Filter Comment Spam? PHP
When writing your own method, you'll have to employ a combination of heuristics.
For example, it's very common for spam comments to have 2 or more URL links.
I'd begin writing your filter like so, using a dictionary of trigger words and have it loop through and use those to determine probability:
function spamProbability($text){
$probability = 0;
$text = strtolower($text); // lowercase it to speed up the loop
$myDict = array("http","penis","pills","sale","cheapest");
foreach($myDict as $word){
$count = substr_count($text, $word);
$probability += .2 * $count;
}
return $probability;
}
Note that this method will result in many false positives, depending on your word set; you could have your site "flag" for moderation (but goes live immediately) those with probability > .3 and < .6, have it require those >.6 and <.9 enter a queue for moderation (where they don't appear until approved), and then anything over >1 is simply rejected.

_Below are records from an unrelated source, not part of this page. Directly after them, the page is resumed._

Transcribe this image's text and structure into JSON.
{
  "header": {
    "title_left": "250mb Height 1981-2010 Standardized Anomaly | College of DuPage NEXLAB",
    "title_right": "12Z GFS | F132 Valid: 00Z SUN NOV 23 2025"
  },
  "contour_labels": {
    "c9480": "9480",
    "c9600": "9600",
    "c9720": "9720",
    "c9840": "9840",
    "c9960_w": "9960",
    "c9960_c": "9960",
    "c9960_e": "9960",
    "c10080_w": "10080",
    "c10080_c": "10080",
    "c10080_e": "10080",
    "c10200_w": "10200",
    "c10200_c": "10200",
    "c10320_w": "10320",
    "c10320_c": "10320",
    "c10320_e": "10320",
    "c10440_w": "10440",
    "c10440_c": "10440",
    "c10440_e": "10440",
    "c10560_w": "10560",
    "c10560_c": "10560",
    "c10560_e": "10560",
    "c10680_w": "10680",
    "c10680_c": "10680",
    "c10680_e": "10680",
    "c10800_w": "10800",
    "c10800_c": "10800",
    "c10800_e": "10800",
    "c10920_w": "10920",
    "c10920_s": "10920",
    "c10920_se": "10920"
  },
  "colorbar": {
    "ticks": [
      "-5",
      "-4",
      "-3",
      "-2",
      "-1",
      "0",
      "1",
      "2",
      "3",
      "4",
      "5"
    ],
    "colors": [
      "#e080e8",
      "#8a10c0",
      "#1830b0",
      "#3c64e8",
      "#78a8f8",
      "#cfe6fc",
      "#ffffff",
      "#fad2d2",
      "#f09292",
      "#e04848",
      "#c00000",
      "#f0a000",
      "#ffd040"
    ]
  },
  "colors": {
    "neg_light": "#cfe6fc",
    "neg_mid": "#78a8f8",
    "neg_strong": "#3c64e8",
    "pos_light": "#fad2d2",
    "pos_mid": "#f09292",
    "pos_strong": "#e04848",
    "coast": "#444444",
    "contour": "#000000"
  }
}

Obviously these are all values you'll have to tweak the thresholds but this should start you off with a pretty basic system. You can add to it several other qualifiers for increasing / decreasing probability of spam, such as checking the ratio of bad words to words, changing weights of words, etc.
I'm surprised no one mentioned Akismet. I've never had a message marked wrong (be it spam or legit). My WordPress install came with it. All I had to do was hit enable.